14:35-14:55 From Bytes to Borsch: Fine-Tuning Gemma and Mistral for the Ukrainian Language Representation

Artur Kiulian, Anton Polishko, Mykola Khandoga, Oryna Chubych, Jack Connor, Raghav Ravishankar and Adarsh Shirawalmath

14:55-15:15 Spivavtor: An Instruction Tuned Ukrainian Text Editing Model

Aman Saini, Artem Chernodub, Vipul Raheja and Vivek Kulkarni

15:15-15:35 Eval-UA-tion 1.0: Benchmark for Evaluating Ukrainian (Large) Language Models

Serhii Hamotskyi, Anna-Izabella Levbarg and Christian Hänig

15:35-15:55 LiBERTa: Advancing Ukrainian Language Modeling through Pre-training from Scratch

Mykola Haltiuk and Aleksander Smywiński-Pohla

 

16:00-16:30 Afternoon Coffee break

 

16:30-17:00 Afternoon session: LLMs for Ukrainian

Chair: Oleksii Ignatenko

16:30-16:45 Entity Embelishment Mitigation in LLMs Output with Noisy Dataset for Alignment

Svitlana GALESHCHUK

16:45-17:00 Language-Specific Pruning for Efficient Reduction of Large Language Models

Maksym Shamrai

17:00-17:50 Invited talk: BRUK Team’s Resources for Ukrainian Corpus Creation

Vasyl Starko, Ukrainian Catholic University (Ukraine)
Andriy Rysin, Independent Researcher (USA)

 

17:50-18:00 Closing Words

Keynote Speakers

 

Ivan Vulić, University of Cambridge, UK

 

Topic: Towards Equitable and Culturally Adapted Multilingual Dialog Systems

 

The ability to intelligently converse with humans has been one of the fundamental objectives in the pursuit of artificial intelligence, and dialog systems are one of the prime user-facing applications of NLP technology. Task-oriented dialog systems in particular have been designed to assist or replace human operators in focused problems and domains with well-defined goals. However, designing and bootstrapping such systems that are able to cover multiple languages and/or domains without performance degradation, or even just collecting data for training and evaluation, is known to be notoriously difficult. In this talk, I will first point to the main gaps and challenges of modern task-oriented dialog systems, including the sheer lack of multilingual datasets and lack of cultural adaptation, which result in culturally biased, inequitable, English-centric, and non-adaptive systems. I will then follow up by describing new data collection protocols that enable creation of high-quality culturally adapted multi-parallel multilingual data. The new datasets unlock the potential for unprecedented quantitative and qualitative evaluation and analyses of multilingual performance disparities. I will then delve deeper into current performance and (cultural) diversity gaps and disparities in multilingual multi-domain dialog systems, and provide a quick overview of the latest algorithmic developments aiming to reduce the detected gaps.
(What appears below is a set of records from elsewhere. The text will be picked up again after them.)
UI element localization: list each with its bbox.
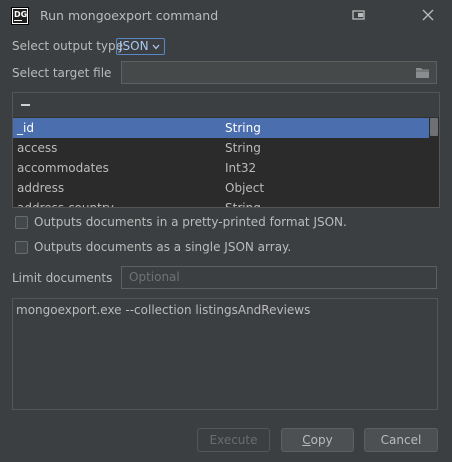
vertical-scrollbar[interactable]: [430, 118, 438, 206]
folder-icon[interactable]: [415, 66, 430, 79]
field-type: Int32: [225, 161, 257, 175]
output-type-value: JSON: [119, 39, 149, 53]
field-name: address.country: [17, 198, 114, 207]
pretty-print-checkbox[interactable]: [15, 215, 28, 229]
restore-window-icon[interactable]: [351, 7, 367, 23]
app-logo: DG: [11, 7, 29, 25]
field-name: address: [17, 181, 65, 195]
table-row[interactable]: address.country String: [13, 198, 429, 207]
field-name: accommodates: [17, 161, 109, 175]
field-name: _id: [17, 121, 34, 135]
field-name: access: [17, 141, 58, 155]
window-title: Run mongoexport command: [40, 8, 219, 23]
field-type: Object: [225, 181, 265, 195]
field-type: String: [225, 198, 261, 207]
fields-panel: _id String access String accommodates In…: [12, 92, 440, 208]
table-row[interactable]: _id String: [13, 118, 429, 138]
table-row[interactable]: accommodates Int32: [13, 158, 429, 178]
table-row[interactable]: address Object: [13, 178, 429, 198]
output-type-label: Select output type: [12, 39, 124, 53]
scrollbar-thumb[interactable]: [430, 118, 438, 136]
fields-toolbar: [13, 93, 439, 118]
pretty-print-option[interactable]: Outputs documents in a pretty-printed fo…: [15, 215, 347, 229]
target-file-input[interactable]: [121, 61, 437, 84]
json-array-label: Outputs documents as a single JSON array…: [34, 240, 292, 254]
json-array-option[interactable]: Outputs documents as a single JSON array…: [15, 240, 291, 254]
logo-text: DG: [14, 10, 28, 19]
limit-input[interactable]: Optional: [121, 266, 437, 289]
limit-label: Limit documents: [12, 271, 113, 285]
close-icon[interactable]: [420, 7, 436, 23]
minus-icon: [20, 104, 30, 106]
copy-button[interactable]: Copy: [281, 428, 354, 452]
json-array-checkbox[interactable]: [15, 240, 28, 254]
field-type: String: [225, 141, 261, 155]
cancel-button[interactable]: Cancel: [364, 428, 438, 452]
copy-mnemonic: C: [302, 433, 311, 447]
chevron-down-icon: [152, 44, 160, 49]
copy-label-rest: opy: [310, 433, 333, 447]
field-type: String: [225, 121, 261, 135]
output-type-select[interactable]: JSON: [116, 38, 165, 55]
fields-table: _id String access String accommodates In…: [13, 118, 429, 207]
execute-button[interactable]: Execute: [197, 428, 270, 452]
command-text-area[interactable]: mongoexport.exe --collection listingsAnd…: [12, 298, 438, 410]
target-file-label: Select target file: [12, 66, 112, 80]
table-row[interactable]: access String: [13, 138, 429, 158]
logo-mark: DG: [13, 9, 27, 23]
remove-field-button[interactable]: [17, 97, 33, 113]
pretty-print-label: Outputs documents in a pretty-printed fo…: [34, 215, 347, 229]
Vasyl Starko, Ukrainian Catholic University, Ukraine

Andriy Rysin, Independent researcher, USA

Topic: BRUK Team’s Resources for Ukrainian Corpus Creation

 

The talk will focus on the key resources and tools developed by the BRUK team for the automatic processing of Ukrainian texts, especially for building Ukrainian corpora. The resources include:
* BRUK (Ukrainian Brown Corpus, a projected one-million-word POS gold standard)
* VESUM (A Large Electronic Dictionary of Ukrainian, over 420,000 lemmas and counting, for POS tagging)
* USL (Ukrainian Semantic Lexicon for semantic tagging).
The tools come in the form of the NLP_UK suite for Ukrainian text tokenization, lemmatization, POS tagging, and cleaning. The application of NLP_UK to build multiple iterations of the GRAC corpus will be discussed.